Keeping the assessee’s objections and the decisions of the Coordinate Bench, prima facie, we are of the view that TATA Elxsi Limited is functionally different and has incomparable size to that of the assessee. Further, we are unable to verify whether the segmental profits adopted by the TPO pertain to entire software development services or pertain to limited service akin to assessee services. Since, these aspects are not clear from the data furnished before us, we direct the TPO to examine and in case, the segmental profits of a particular service is not available, then, to exclude the TATA Elxsi Limited from the list of comparables. Accordingly, this issue is restored to the file of TPO for examination and to decide in accordance with law and facts, after affording reasonable opportunity of being heard to assessee.”
In view of the aforesaid decision rendered on identical facts and circumstances, we are of the view that TATA Elxsi Ltd., was rightly excluded from the list of comparable companies.
As regards grounds No. 3 to 6 are concerned, Thirdware Solutions Ltd., and Geometric Software Solutions Ltd., are concerned, were held to be functionally different from a company rendering software development services such as the Assessee in the case of Sunquest Information Systems (I) Pvt.Ltd. by the ITAT Bangalore for AY 05-06 order dated 11.6.2015. The following were the relevant observations of the Tribunal.
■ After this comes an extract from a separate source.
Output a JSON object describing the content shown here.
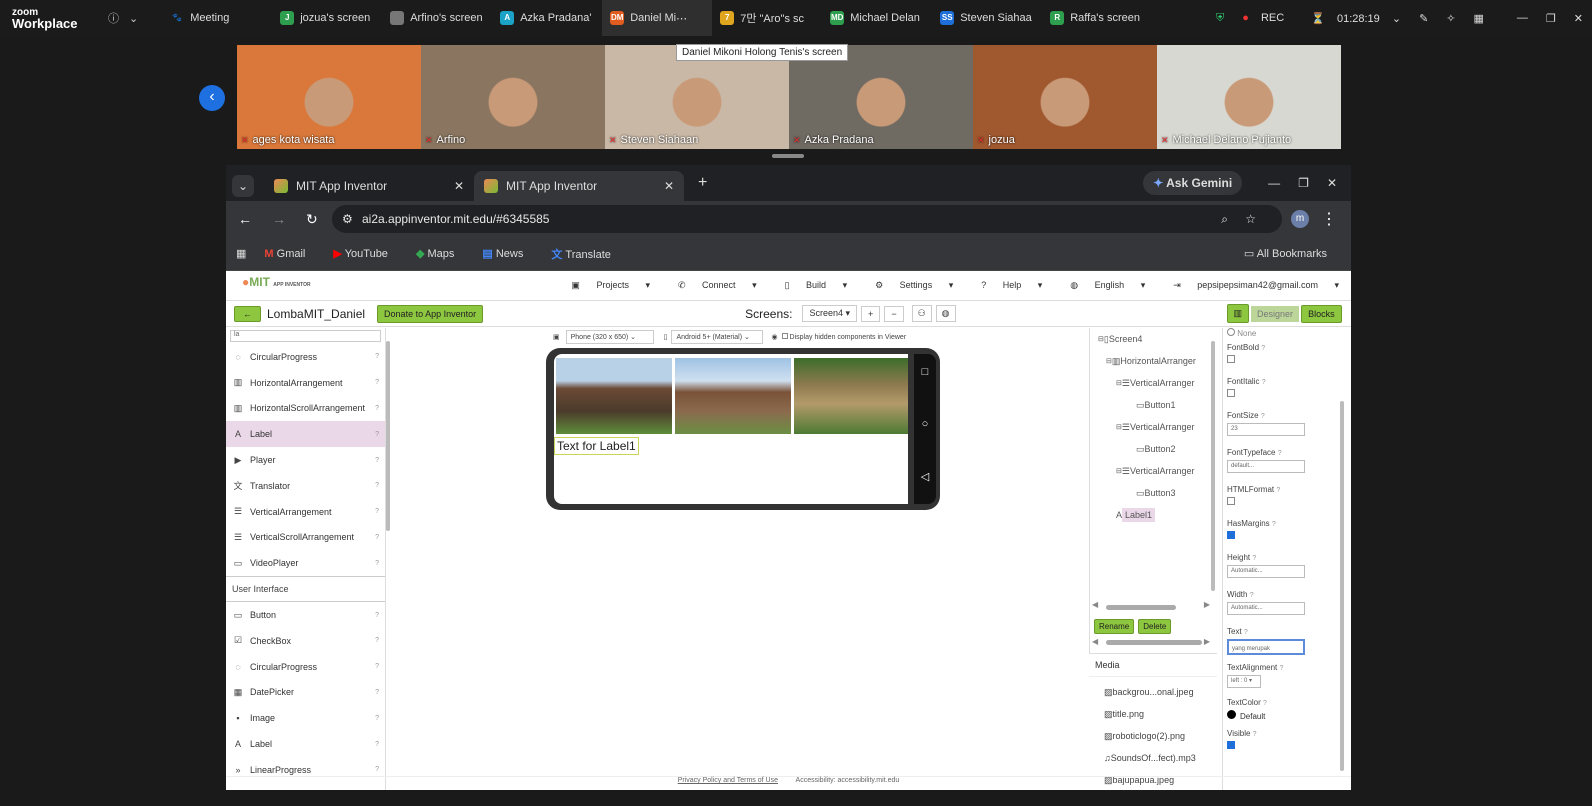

IT(TP)A No.1302/Bang/2011 & CO No.92/Bang/2012 Page 25 of 38 “ 22. We have considered his submission and find that the ITAT Hyderabad Bench on identical facts, held that the aforesaid two companies viz., Four Soft Ltd., and Thirdware Solutions Ltd., are not comparable companies in Software Development Services companies. The following were the relevant observations:- “15.4. FOURSOFT LIMITED : This comparable is objected on the same reason as this company is involved in product development and owns products namely 4S eTrans and 4S eLog. These products are used in Sun Microsystems Inc, in an Application Verification Kit Certified for Enterprises and assessee have been investing continuously on product developments. Since assessee is in the product development, having I.P. rights, the same is not comparable. 15.5. THIRDWARE SOFTWARE SOLUTIONS LIMITED : This company is objected to by the assessee on the reason that the said Thirdware Software Solutions Ltd. is engaged in sale of software licence and related services and not a service provider. Referring to the annual report, it was submitted that this comparable was rejected by the ITAT, Pune in the case of Egain Communications Ltd. This company having revenue from product license and earning extraordinary profit due to intangible owns. 15.6. These three comparable above Flextronics Software Limited, Foursoft Limited and Thirdware Software Solution Limited were analysed by the Coordinate Bench of the Tribunal in the case of Intoto Software Solutions Pvt. Ltd. (supra) wherein it has been held as under : "23. The other companies which are objected to by the assessee are Flextronics Software Limited, Foursoft Limited and Thirdware Software Solution Limited. As far as these three companies are concerned, the learned Counsel appearing on behalf of the assessee submitted that they are into both software as well as product development. He submitted that the TPO has taken note of the fact these companies are also into product development but has selected these companies as comparables
IT(TP)A No.1302/Bang/2011 & CO No.92/Bang/2012 Page 26 of 38 by applying the filter of more than 70% of its revenue being from software development services. The learned Counsel submitted that the functions of these companies are different from the assessee who was into sole activity of software development for its associated enterprise. He submitted that the TPO has allocated the expenditure in the proportion of the revenue of these companies from software services and software products and has adopted the figure as segmental margin of the company and has taken these companies as comparables. He submitted that by taking the proportionate expenditure, the correct financial results would not emerge. He submitted that nothing prevented the Assessing Officer/TPO from obtaining the segmental details from the respective comparable companies before adopting them as comparable companies and before taking the operating margin for arriving at the arms length price. He submitted that wherever the segmental details are not available, then the said companies should not be taken as comparables. For this purpose, he placed reliance upon the decision of the Bangalore Tribunal in the case of First Advantage Offshore Services Pvt. Ltd. vs. The DCIT in ITA.No.1252/Bang/2010 wherein these companies were directed to be excluded from the list of comparables.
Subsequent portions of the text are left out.